Test Cricket and ODI's

Since this site doubles as an explanation to the sport to people who have never even seen it before, it seems as though a proper explanation of the two types of cricket I have failed to mention so far goes in here.

ODI is short for One Day Interational, and is the most common version played on an international level. Unlike 20/20 which is one innings (yes the singular is plural, I've never tried to understand it either) with 20 overs (estinally overs are the baseball equivilent to an inning) ODI's have 2 innings usually 40 or 50 overs depending on the agreement between the two sides. From there, there's a coin filp (as there is in all forms of cricket) and winner decides to bat or bowl first. From there, it's standard cricket (which is complicated enough that it will probably get it's own post at some point).

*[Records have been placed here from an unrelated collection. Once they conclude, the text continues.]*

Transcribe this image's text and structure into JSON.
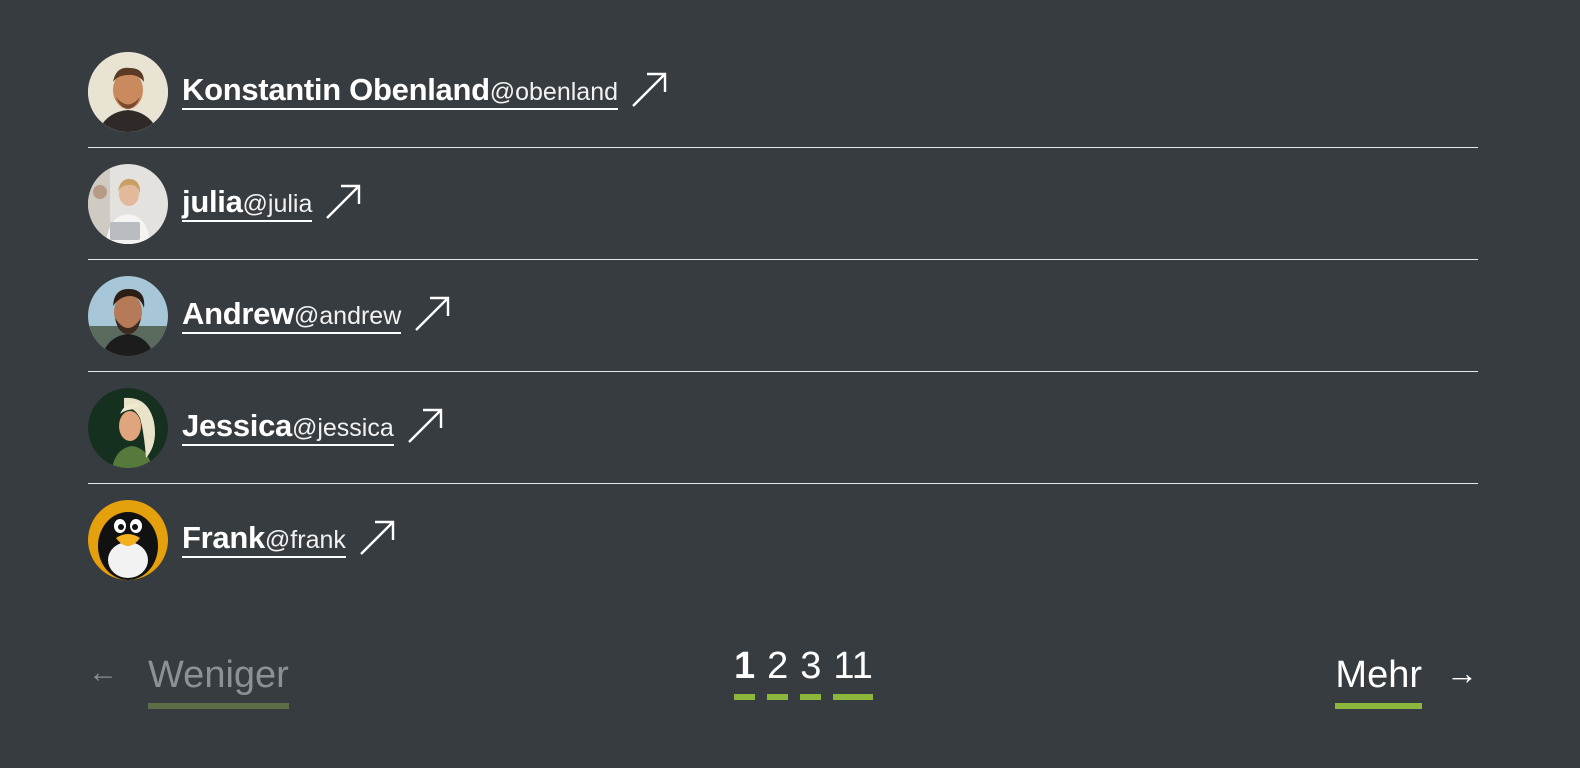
{
  "users": [
    {
      "name": "Konstantin Obenland",
      "handle": "@obenland",
      "avatar": "photo-man-beard"
    },
    {
      "name": "julia",
      "handle": "@julia",
      "avatar": "photo-woman-laptop"
    },
    {
      "name": "Andrew",
      "handle": "@andrew",
      "avatar": "photo-man-beard-dark"
    },
    {
      "name": "Jessica",
      "handle": "@jessica",
      "avatar": "illustration-woman-blonde"
    },
    {
      "name": "Frank",
      "handle": "@frank",
      "avatar": "tux-penguin"
    }
  ],
  "pagination": {
    "prev_label": "Weniger",
    "prev_arrow": "←",
    "next_label": "Mehr",
    "next_arrow": "→",
    "pages": [
      "1",
      "2",
      "3",
      "11"
    ],
    "current_page": "1"
  },
  "colors": {
    "background": "#373c40",
    "accent": "#8cb63c",
    "accent_disabled": "#5d6e47",
    "text": "#ffffff",
    "muted": "#8d9195"
  }
}
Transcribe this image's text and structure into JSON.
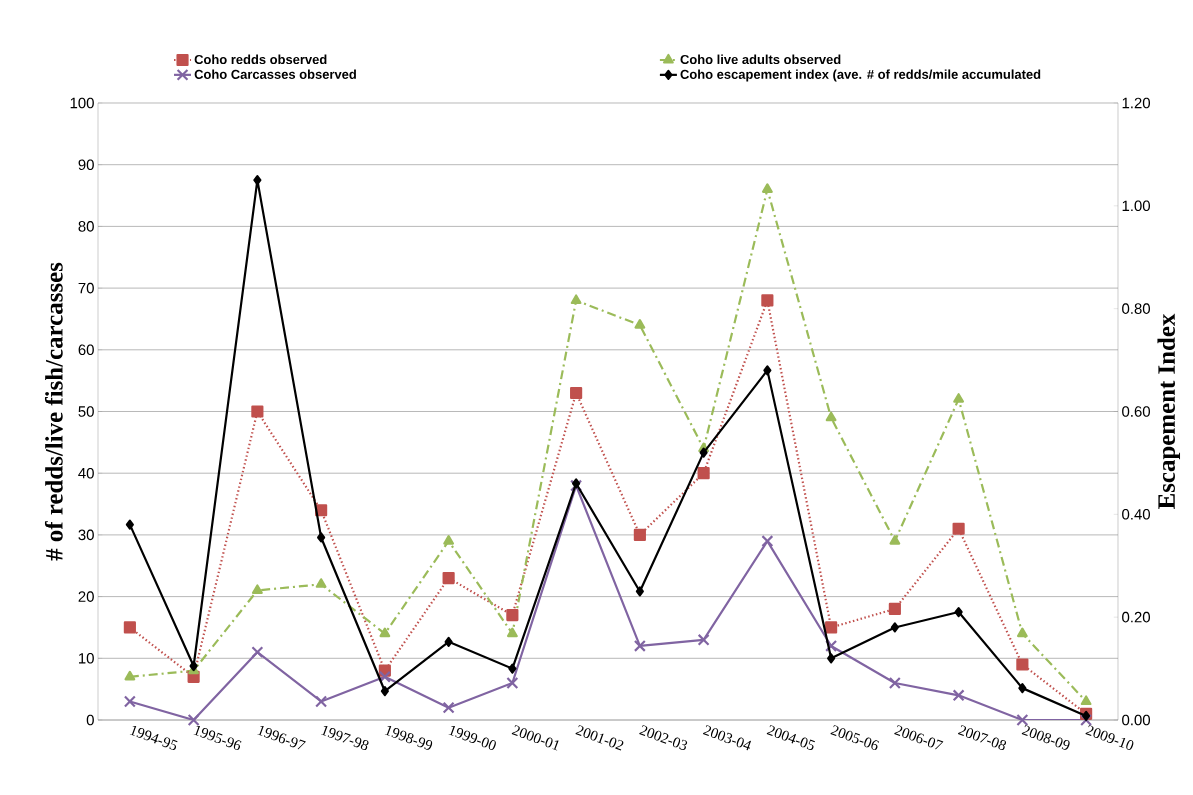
{
  "chart_data": {
    "type": "line",
    "categories": [
      "1994-95",
      "1995-96",
      "1996-97",
      "1997-98",
      "1998-99",
      "1999-00",
      "2000-01",
      "2001-02",
      "2002-03",
      "2003-04",
      "2004-05",
      "2005-06",
      "2006-07",
      "2007-08",
      "2008-09",
      "2009-10"
    ],
    "series": [
      {
        "name": "Coho redds observed",
        "color": "#c0504d",
        "marker": "square",
        "line_style": "dotted",
        "values": [
          15,
          7,
          50,
          34,
          8,
          23,
          17,
          53,
          30,
          40,
          68,
          15,
          18,
          31,
          9,
          1
        ]
      },
      {
        "name": "Coho live adults observed",
        "color": "#9bbb59",
        "marker": "triangle",
        "line_style": "dashed",
        "values": [
          7,
          8,
          21,
          22,
          14,
          29,
          14,
          68,
          64,
          44,
          86,
          49,
          29,
          52,
          14,
          3
        ]
      },
      {
        "name": "Coho Carcasses observed",
        "color": "#8064a2",
        "marker": "cross",
        "line_style": "solid",
        "values": [
          3,
          0,
          11,
          3,
          7,
          2,
          6,
          38,
          12,
          13,
          29,
          12,
          6,
          4,
          0,
          0
        ]
      },
      {
        "name": "Coho escapement index (ave. # of redds/mile accumulated",
        "color": "#000000",
        "marker": "diamond",
        "line_style": "solid",
        "axis": "y2",
        "values": [
          0.38,
          0.105,
          1.05,
          0.355,
          0.056,
          0.152,
          0.1,
          0.46,
          0.25,
          0.52,
          0.68,
          0.12,
          0.18,
          0.21,
          0.062,
          0.008
        ]
      }
    ],
    "ylabel": "# of redds/live fish/carcasses",
    "y2label": "Escapement Index",
    "ylim": [
      0,
      100
    ],
    "yticks": [
      0,
      10,
      20,
      30,
      40,
      50,
      60,
      70,
      80,
      90,
      100
    ],
    "y2lim": [
      0,
      1.2
    ],
    "y2ticks": [
      {
        "value": 0,
        "label": "0.00"
      },
      {
        "value": 0.2,
        "label": "0.20"
      },
      {
        "value": 0.4,
        "label": "0.40"
      },
      {
        "value": 0.6,
        "label": "0.60"
      },
      {
        "value": 0.8,
        "label": "0.80"
      },
      {
        "value": 1.0,
        "label": "1.00"
      },
      {
        "value": 1.2,
        "label": "1.20"
      }
    ],
    "grid": "y",
    "legend": "top"
  }
}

Test Cricket, is simply put, what's killed any chance at all of cricket being a major sport in the west (with a notable exception I will cover next time). Test Cricket is the top level of Cricket in the world, unforuntately, one Test Cricket match can take up to 5 days to play. They only play during the day (20/20 is the only cricket that's played at night) and they stop in the middle of whatever they are doing once the sun goes down. It's required both teams wear entirely white during a test match, and since it istop level cricket, you actually need to show that you're able to play it, by winning your way up to the right, and being approved as a full member of the International Cricket Council of which there are currently only 10 members: England, Austrailia, New Zealand, The West Indies, India, Pakistan, Bangladesh, Sri Lanka, South Africa, and Zimbabwae. (for those who are curious the United States and Canada are associate members, and can only play ODI's if they reach World Cricket League Division 1, but for which Canada has an exception to play until next year).

The major problem with test cricket is it's never ever going to translate for tv, they play for 8 hours at a time, with one 30 minute tea break during the match, and an hour lunch break. How would you take any commerical breaks for a show that almost never stops?